Uncategorized

Pawai Bregodo-Pelestarian Budaya dan Menghargai Jasa Prajurit Kerajaan

BritaBrita.com,Yogyakarta– Dinas Pariwisata (Dispar) kota Yogyakarta menggelar pawai Bregodo (prajurit) yang diikuti 35 bregodo dari 17 kampung wisata di Yogyakarta, Rabu (4/10/2017).
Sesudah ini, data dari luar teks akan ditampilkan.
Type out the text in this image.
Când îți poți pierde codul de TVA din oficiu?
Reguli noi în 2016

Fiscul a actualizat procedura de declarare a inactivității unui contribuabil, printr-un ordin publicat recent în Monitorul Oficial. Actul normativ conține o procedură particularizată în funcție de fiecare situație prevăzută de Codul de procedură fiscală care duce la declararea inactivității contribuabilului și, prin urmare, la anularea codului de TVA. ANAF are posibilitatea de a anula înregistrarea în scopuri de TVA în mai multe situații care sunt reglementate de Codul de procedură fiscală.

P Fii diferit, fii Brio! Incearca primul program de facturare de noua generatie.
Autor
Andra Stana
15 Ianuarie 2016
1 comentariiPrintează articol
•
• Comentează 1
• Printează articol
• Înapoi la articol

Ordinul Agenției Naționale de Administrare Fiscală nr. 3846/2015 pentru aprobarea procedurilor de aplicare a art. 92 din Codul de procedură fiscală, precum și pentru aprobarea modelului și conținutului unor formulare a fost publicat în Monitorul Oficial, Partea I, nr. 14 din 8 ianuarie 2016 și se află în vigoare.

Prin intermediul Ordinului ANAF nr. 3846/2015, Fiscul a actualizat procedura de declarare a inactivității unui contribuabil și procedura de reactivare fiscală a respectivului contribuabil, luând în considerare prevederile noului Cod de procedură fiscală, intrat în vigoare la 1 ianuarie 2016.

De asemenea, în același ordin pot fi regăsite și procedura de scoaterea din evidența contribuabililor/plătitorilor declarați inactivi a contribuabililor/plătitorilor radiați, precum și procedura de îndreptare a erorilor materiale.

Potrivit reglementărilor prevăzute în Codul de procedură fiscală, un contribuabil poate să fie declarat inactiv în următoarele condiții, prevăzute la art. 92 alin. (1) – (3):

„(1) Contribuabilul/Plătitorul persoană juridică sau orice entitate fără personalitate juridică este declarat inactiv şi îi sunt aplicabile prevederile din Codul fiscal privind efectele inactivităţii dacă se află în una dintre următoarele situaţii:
Hal ini sebagai bentuk keseriusan, Dispar kota Yogyakarta dalam mengembangkan pariwisata dan budaya. Bahkan menggandeng para pakar dewan kebudayaan, seperti pemerhati pariwisata Yogyakarta, Seniman Yogyakarta, ketua Perhimpunan Hotel Restoran Indonesia (PHRI) Yogyakarta sebagai dewan juri.
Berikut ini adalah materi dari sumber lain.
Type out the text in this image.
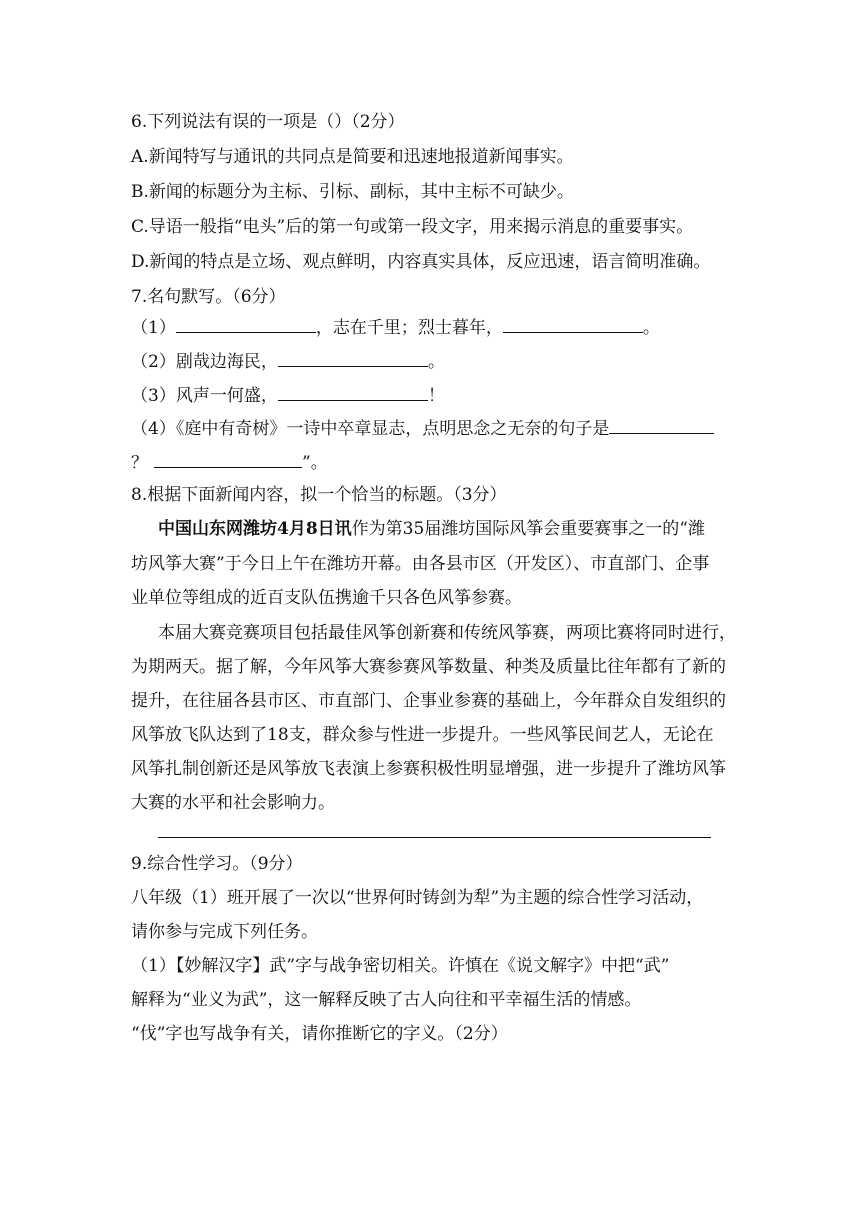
6.下列说法有误的一项是（）（2分）
A.新闻特写与通讯的共同点是简要和迅速地报道新闻事实。
B.新闻的标题分为主标、引标、副标，其中主标不可缺少。
C.导语一般指“电头”后的第一句或第一段文字，用来揭示消息的重要事实。
D.新闻的特点是立场、观点鲜明，内容真实具体，反应迅速，语言简明准确。
7.名句默写。（6分）
（1）	，志在千里；烈士暮年，	。
（2）剧哉边海民，	。
（3）风声一何盛，	！
（4）《庭中有奇树》一诗中卒章显志，点明思念之无奈的句子是
？	”。
8.根据下面新闻内容，拟一个恰当的标题。（3分）
中国山东网潍坊4月8日讯作为第35届潍坊国际风筝会重要赛事之一的“潍
坊风筝大赛”于今日上午在潍坊开幕。由各县市区（开发区）、市直部门、企事
业单位等组成的近百支队伍携逾千只各色风筝参赛。
本届大赛竞赛项目包括最佳风筝创新赛和传统风筝赛，两项比赛将同时进行，
为期两天。据了解，今年风筝大赛参赛风筝数量、种类及质量比往年都有了新的
提升，在往届各县市区、市直部门、企事业参赛的基础上，今年群众自发组织的
风筝放飞队达到了18支，群众参与性进一步提升。一些风筝民间艺人，无论在
风筝扎制创新还是风筝放飞表演上参赛积极性明显增强，进一步提升了潍坊风筝
大赛的水平和社会影响力。
9.综合性学习。（9分）
八年级（1）班开展了一次以“世界何时铸剑为犁”为主题的综合性学习活动，
请你参与完成下列任务。
（1）【妙解汉字】武”字与战争密切相关。许慎在《说文解字》中把“武”
解释为“业义为武”，这一解释反映了古人向往和平幸福生活的情感。
“伐”字也写战争有关，请你推断它的字义。（2分）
Pawai Bregodo tersebut sengaja dilakukan selain upaya pelestarian wisata juga menggerakkan hati masyarakat untuk mencintai budaya lokal. Terbukti, antusias masyarakat cukup meriah. Masyarakat, baik warga sekitar XT-Square tempat berlangsungnya acara pawai, maupun mereka yang sekadar lewat berbondong-bondong memenuhi pelataran XT-Square hingga meluas ke seberang jalan.
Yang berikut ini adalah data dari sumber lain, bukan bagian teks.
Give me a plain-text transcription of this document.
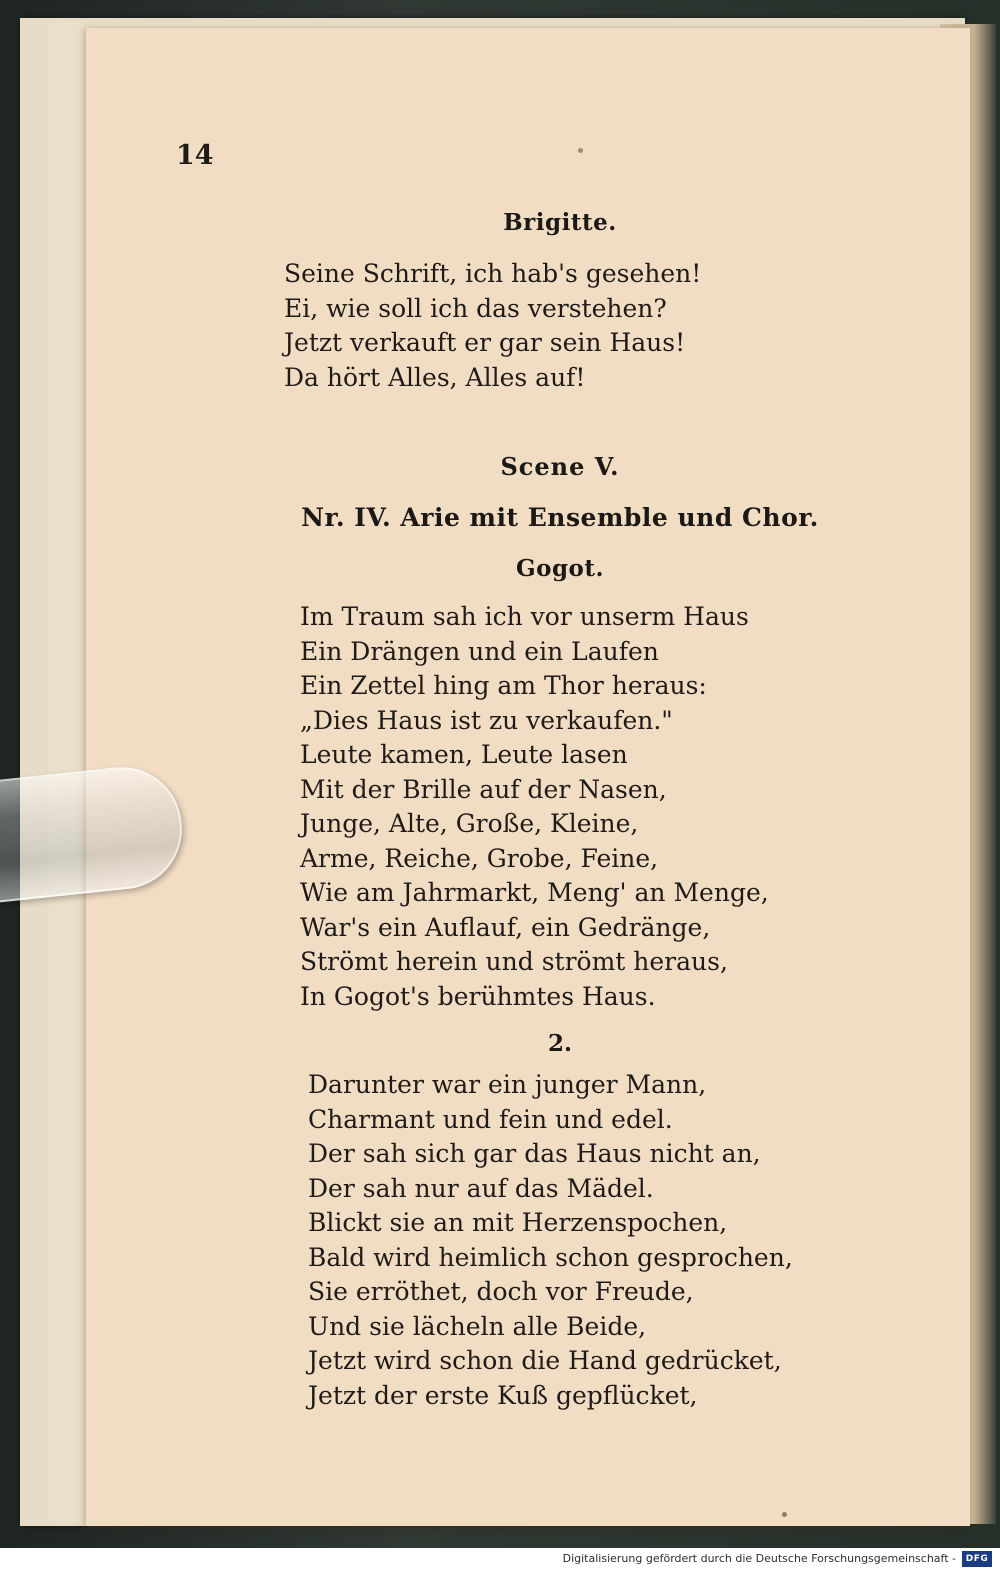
14
Brigitte.
Seine Schrift, ich hab's gesehen!
Ei, wie soll ich das verstehen?
Jetzt verkauft er gar sein Haus!
Da hört Alles, Alles auf!
Scene V.
Nr. IV. Arie mit Ensemble und Chor.
Gogot.
Im Traum sah ich vor unserm Haus
Ein Drängen und ein Laufen
Ein Zettel hing am Thor heraus:
„Dies Haus ist zu verkaufen."
Leute kamen, Leute lasen
Mit der Brille auf der Nasen,
Junge, Alte, Große, Kleine,
Arme, Reiche, Grobe, Feine,
Wie am Jahrmarkt, Meng' an Menge,
War's ein Auflauf, ein Gedränge,
Strömt herein und strömt heraus,
In Gogot's berühmtes Haus.
2.
Darunter war ein junger Mann,
Charmant und fein und edel.
Der sah sich gar das Haus nicht an,
Der sah nur auf das Mädel.
Blickt sie an mit Herzenspochen,
Bald wird heimlich schon gesprochen,
Sie erröthet, doch vor Freude,
Und sie lächeln alle Beide,
Jetzt wird schon die Hand gedrücket,
Jetzt der erste Kuß gepflücket,
Digitalisierung gefördert durch die Deutsche Forschungsgemeinschaft -	DFG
Suharti, warga yang turut menyaksikan pawai bregodo mengutarakan antusias nya. Diakui mahasiswa Akademi Bahasa Asing (ABA) Sinema Yogyakarta ini pawai tersebut masih terbilang monoton.

“Setidaknya atraksi ini mampu membawa penonton pada masa prajurit kerajaan dulu, meski kondisi saat ini tidaklah sama dengan masa lalu, harapan saya atraksi brigodo mampu menunjukkan sisi kegagahan dan maskulinnya seorang prajurit tempo dulu. Sehingga yang ditampilkan tidak hanya prajurit yang apa adanya saja,” ujar Suharti.

Untuk sekadar menghargai jasa prajurit jaman dulu, lanjutnya, penonton cukup menikmati apalagi ditambah dengan berbagai gaya dan pernak- pernik peserta.

“Tujuan utamanya ialah mengenalkan kepada masyarakat terutama generasi muda, tentang peran bregodo yang pernah berjasa di masa peperangan kerajaan dulu” imbuhnya.

Lebih lanjut ia menuturkan, uniknya pawai ini tak hanya diikuti oleh orang-orang tua, namun juga anak-anak seusia SMP yang membaur bersama prajurit dari kalangan orang tua.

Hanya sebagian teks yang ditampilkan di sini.